Dozens of cars lined up along Highway 19 in Lantzville following a fatal accident that resulted in the highway being closed for more than three hours in April 2018. (News Bulletin file)

Dozens of cars lined up along Highway 19 in Lantzville following a fatal accident that resulted in the highway being closed for more than three hours in April 2018. (News Bulletin file)

Province willing to talk with Lantzville about traffic management for Island Highway

Lantzville councillor plans to ask ministry to install traffic time signs on Highway 19

The provincial government is willing to work more closely with the District of Lantzville on detour and traffic management plans for the Island Highway.

According to a letter available on the district’s website, the Ministry of Transportation said it would “be more than happy” to go over its traffic management plan for Highway 19 with the District of Lantzville and to “work more closely” with the municipality on detour plans.

The letter explains that in the event of an incident that “results in the long closure” of Highway 19, the ministry’s traffic plan calls for the use of a gate that is installed with a “median barrier” at a rest area near Nanoose Bay, allowing traffic to cross over onto the opposite side of the highway.

Lantzville’s section of the highway has “limited detour” options, the ministry notes.

The ministry’s response comes less than a month after Lantzville council passed a series of motions calling on the Ministry of Transportation and Infrastructure to create a traffic management plan for the district when Highway 19 is closed as well as carry out a review of the highway to address safety concerns.

The motions, which were brought forward by Coun. Karen Proctor and passed unanimously, also called on the Nanaimo RCMP to increase enforcement along Lantzville’s stretch of the Island Highway

About 8.5 kilometres of Highway 19 cross through the District of Lantzville and Nanoose First Nation. During that stretch, there are four intersections with traffic lights, with the major intersections being Superior Road and Ware Road. Traffic lights were installed earlier this year on Highway 19 at the Lantzville Road intersection, near the newly built Shell station.

Proctor said she was pleased with the ministry’s response. She said she will be bringing forward a motion at Lantzville’s next council meeting on Oct. 21 requesting that the District of Lantzville have access to the ministry’s emergency traffic plan.

“We want to see their plan. That is the next step,” she said. “Then we will decide who we need to have a conversation with about adjusting that plan.”

Proctor said she will also be requesting that the province install electric signs that list travel times along Highway 19 before Lantzville. She said the signs would make a big difference because motorists would be able to see whether the highway is closed or not before they reach a point where they cannot exit the highway.

“If I was headed up Island and I saw a sign for Aulds Road that said there is a two-and-a-half-hour traffic delay, I would pull into Woodgrove and have a coffee,” she said. “The same thing if I saw that sign before I got to Northwest Bay Road, I’d just turn back to Parksville. That would ease the congestion a lot.”

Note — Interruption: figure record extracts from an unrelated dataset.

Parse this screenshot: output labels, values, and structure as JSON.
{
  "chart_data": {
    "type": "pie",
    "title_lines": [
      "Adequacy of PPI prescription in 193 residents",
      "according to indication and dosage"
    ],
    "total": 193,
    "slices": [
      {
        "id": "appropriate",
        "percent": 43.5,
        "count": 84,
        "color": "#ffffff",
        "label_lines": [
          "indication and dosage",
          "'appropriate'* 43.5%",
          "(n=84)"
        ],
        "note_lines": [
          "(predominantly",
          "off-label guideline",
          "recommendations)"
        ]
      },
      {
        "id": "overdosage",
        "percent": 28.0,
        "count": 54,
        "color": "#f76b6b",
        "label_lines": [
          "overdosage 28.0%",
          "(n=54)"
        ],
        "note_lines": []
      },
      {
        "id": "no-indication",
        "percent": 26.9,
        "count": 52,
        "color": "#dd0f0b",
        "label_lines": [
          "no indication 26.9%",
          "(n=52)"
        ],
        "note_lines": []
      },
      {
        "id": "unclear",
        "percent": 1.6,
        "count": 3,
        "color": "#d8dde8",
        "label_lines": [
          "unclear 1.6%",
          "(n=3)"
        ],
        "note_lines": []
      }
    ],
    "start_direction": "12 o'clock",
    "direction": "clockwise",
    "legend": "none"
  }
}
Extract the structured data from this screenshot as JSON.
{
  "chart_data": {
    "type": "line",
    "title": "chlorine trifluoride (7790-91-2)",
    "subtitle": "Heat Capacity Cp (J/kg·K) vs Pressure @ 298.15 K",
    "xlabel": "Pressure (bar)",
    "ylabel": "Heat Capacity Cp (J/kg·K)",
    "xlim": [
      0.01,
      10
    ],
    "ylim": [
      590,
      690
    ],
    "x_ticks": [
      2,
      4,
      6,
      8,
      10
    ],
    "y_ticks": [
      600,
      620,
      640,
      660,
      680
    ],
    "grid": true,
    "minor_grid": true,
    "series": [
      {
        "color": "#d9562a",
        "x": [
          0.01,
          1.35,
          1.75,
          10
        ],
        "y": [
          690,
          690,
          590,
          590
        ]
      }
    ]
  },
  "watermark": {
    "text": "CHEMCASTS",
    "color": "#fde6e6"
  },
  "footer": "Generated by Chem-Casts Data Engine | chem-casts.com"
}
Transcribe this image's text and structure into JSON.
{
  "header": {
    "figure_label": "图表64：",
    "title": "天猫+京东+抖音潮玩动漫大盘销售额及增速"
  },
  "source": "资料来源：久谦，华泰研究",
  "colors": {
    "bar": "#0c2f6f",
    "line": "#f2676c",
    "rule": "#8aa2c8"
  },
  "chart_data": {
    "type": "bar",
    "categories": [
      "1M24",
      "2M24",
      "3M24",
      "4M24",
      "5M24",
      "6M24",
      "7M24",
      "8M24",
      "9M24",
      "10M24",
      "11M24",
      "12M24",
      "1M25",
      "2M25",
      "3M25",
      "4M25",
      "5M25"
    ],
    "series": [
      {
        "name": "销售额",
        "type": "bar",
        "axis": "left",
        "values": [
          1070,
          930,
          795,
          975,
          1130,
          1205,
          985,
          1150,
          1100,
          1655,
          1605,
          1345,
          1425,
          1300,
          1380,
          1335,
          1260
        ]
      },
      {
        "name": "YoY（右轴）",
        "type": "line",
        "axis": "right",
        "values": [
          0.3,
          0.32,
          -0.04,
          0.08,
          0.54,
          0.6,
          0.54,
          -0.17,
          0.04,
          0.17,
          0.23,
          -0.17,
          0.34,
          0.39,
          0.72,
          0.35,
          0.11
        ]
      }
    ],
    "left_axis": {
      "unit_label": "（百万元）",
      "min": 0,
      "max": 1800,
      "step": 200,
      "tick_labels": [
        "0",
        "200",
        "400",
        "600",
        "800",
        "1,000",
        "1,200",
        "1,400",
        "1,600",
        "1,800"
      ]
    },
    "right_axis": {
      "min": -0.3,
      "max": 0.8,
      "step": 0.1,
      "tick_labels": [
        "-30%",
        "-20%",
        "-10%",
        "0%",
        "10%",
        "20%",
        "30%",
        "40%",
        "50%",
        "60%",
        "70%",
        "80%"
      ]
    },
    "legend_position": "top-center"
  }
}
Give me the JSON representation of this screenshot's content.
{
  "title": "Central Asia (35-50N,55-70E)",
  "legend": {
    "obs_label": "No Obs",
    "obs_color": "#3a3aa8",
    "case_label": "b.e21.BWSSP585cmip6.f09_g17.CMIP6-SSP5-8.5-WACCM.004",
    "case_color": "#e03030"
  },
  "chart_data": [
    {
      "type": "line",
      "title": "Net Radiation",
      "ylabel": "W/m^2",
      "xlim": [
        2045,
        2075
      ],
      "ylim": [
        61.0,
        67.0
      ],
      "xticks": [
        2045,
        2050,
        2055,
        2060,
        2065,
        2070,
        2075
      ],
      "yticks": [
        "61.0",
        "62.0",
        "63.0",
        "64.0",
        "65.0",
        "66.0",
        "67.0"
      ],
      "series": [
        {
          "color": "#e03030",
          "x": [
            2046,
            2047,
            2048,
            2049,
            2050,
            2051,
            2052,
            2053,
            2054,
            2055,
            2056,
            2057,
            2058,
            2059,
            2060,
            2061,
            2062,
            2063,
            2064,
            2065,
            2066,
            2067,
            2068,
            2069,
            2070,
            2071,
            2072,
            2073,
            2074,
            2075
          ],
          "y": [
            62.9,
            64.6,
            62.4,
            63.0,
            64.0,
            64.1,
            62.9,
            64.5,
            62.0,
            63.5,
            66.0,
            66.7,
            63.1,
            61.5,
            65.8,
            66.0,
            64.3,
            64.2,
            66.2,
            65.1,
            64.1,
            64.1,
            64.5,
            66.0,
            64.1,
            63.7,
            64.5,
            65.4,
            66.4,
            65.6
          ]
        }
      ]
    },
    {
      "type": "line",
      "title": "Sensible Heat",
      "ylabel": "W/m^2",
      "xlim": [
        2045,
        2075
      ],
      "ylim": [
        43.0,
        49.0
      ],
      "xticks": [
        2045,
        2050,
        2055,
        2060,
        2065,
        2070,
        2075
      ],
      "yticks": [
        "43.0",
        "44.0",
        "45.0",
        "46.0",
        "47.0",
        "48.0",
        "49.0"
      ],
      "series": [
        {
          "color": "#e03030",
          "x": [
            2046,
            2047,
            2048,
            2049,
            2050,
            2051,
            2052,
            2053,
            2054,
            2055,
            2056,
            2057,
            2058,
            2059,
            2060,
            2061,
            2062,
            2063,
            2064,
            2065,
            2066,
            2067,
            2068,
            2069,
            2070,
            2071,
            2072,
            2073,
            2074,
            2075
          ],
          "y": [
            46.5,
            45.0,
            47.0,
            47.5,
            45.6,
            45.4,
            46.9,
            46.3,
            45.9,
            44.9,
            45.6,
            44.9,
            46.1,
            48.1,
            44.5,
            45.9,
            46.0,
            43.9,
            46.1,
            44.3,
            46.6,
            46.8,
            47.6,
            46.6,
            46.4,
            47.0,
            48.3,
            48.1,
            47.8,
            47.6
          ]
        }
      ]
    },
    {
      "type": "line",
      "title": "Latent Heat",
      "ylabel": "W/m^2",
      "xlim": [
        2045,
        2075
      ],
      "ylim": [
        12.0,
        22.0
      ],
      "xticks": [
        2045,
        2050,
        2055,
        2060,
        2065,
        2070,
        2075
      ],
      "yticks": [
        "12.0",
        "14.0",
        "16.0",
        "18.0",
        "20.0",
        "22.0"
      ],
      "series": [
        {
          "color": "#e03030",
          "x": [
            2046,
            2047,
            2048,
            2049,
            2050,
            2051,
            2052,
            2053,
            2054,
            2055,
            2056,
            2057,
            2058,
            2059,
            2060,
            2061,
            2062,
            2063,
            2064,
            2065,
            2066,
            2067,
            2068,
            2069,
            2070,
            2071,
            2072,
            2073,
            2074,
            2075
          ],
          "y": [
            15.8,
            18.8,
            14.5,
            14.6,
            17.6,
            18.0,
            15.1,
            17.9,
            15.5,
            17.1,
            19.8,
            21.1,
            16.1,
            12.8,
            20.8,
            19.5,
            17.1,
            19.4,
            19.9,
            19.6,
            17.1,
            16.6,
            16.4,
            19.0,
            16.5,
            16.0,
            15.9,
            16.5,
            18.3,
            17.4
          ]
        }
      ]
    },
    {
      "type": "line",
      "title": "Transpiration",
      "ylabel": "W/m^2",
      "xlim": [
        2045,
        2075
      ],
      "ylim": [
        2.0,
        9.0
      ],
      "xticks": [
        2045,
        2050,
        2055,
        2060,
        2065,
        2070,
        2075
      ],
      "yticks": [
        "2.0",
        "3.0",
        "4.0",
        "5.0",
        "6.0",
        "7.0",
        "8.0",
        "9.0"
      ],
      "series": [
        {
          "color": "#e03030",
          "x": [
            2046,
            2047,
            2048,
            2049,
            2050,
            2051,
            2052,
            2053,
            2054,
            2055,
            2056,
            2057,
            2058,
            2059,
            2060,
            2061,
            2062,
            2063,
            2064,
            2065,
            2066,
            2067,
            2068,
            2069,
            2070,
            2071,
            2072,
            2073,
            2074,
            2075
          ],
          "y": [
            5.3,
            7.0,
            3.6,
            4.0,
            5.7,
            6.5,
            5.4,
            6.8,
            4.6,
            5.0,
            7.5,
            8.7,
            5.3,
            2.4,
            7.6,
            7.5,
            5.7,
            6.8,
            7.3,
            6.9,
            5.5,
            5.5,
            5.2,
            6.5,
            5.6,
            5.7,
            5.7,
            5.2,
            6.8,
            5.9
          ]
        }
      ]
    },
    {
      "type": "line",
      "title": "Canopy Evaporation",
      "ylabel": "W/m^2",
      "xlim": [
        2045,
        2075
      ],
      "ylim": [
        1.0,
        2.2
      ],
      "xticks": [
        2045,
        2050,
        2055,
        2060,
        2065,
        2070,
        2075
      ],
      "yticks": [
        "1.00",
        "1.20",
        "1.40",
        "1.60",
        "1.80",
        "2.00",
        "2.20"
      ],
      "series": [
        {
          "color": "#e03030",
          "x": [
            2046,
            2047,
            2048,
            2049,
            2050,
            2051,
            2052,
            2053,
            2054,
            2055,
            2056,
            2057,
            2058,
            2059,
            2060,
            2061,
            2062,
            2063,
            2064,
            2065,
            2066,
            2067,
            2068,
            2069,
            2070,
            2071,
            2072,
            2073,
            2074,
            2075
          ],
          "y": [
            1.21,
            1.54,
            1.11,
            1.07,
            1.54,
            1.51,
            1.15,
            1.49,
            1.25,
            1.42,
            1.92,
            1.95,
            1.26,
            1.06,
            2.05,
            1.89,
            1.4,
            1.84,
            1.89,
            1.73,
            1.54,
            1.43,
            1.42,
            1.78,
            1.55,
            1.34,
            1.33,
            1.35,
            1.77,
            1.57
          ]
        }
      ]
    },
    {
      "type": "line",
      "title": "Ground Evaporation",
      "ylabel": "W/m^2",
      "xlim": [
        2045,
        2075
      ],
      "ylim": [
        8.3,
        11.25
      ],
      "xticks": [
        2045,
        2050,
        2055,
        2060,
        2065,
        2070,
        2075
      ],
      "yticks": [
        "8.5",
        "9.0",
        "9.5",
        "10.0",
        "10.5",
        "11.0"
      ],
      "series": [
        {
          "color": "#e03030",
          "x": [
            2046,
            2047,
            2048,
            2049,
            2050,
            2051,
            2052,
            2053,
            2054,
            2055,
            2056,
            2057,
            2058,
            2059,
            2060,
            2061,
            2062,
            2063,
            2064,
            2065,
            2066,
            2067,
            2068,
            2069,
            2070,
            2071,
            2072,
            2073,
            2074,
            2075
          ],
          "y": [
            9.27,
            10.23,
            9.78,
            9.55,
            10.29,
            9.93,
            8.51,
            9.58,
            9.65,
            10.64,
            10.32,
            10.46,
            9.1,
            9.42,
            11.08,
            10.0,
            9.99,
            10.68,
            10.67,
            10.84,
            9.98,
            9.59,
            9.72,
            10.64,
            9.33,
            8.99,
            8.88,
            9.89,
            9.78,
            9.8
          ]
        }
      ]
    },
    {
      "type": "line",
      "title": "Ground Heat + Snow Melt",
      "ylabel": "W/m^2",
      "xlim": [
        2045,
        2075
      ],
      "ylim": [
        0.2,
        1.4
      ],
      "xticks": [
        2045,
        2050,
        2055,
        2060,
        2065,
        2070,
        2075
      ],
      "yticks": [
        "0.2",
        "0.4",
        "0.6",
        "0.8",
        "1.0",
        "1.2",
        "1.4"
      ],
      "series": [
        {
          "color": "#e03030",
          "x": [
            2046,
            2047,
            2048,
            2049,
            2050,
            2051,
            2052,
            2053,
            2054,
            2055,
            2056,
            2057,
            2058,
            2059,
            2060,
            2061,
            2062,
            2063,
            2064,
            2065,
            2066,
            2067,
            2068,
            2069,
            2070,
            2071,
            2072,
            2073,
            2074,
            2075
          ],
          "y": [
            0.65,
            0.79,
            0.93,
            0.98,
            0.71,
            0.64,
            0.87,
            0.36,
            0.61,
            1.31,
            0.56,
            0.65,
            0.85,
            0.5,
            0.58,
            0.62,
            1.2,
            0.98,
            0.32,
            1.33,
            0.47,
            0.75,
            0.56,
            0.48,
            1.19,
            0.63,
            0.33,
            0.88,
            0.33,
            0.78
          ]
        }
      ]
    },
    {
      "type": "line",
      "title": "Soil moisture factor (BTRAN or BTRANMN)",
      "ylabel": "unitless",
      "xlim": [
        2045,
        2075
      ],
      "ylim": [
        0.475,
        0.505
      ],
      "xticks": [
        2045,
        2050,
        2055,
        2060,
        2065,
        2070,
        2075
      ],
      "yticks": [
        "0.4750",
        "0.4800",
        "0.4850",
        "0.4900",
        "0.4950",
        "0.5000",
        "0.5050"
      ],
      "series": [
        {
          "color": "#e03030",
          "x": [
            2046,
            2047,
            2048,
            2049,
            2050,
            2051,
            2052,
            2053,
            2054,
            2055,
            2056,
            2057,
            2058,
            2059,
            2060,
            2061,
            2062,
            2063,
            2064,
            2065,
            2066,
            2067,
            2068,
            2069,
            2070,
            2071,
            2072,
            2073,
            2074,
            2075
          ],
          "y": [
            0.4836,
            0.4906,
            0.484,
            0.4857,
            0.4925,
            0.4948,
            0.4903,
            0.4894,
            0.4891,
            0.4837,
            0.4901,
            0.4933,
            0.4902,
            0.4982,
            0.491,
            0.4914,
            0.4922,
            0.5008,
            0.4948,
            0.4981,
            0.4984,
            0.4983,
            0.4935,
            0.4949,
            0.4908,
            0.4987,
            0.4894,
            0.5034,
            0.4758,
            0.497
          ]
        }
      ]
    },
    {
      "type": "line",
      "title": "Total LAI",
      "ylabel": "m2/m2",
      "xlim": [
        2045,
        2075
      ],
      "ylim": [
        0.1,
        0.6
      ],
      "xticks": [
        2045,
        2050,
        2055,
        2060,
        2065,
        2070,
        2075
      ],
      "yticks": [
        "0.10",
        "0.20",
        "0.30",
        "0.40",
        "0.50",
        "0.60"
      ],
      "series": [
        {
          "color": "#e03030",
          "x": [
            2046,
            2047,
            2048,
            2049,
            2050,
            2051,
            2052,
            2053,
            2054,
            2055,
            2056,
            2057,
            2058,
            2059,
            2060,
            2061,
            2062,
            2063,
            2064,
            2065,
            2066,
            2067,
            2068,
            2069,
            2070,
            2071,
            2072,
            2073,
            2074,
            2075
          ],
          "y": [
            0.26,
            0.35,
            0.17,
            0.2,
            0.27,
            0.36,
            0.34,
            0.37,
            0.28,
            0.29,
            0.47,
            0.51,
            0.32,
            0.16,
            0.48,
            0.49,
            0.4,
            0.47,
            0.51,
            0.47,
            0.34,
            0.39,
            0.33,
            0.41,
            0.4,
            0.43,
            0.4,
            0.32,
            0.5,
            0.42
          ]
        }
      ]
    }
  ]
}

Lantzville’s stretch of Highway 19 is unique, according to Proctor.

“We have four lights on a four-lane highway that are closer together than any other stretch and then we have the stretch where there is no route around it. So, when there is an accident between Northwest Bay Road and Aulds Road, you’re stuck,” she said.

Long term, Proctor believes the best solutions would be for an interchange to be installed at Ware Road, a flyover built at Aulds Road and an alternate road that would allow for motorists to bypass Highway 19 in the event of a major accident.

“We need an additional route through that area,” she said. “I know that is very expensive, but for everybody’s safety that needs to be done.”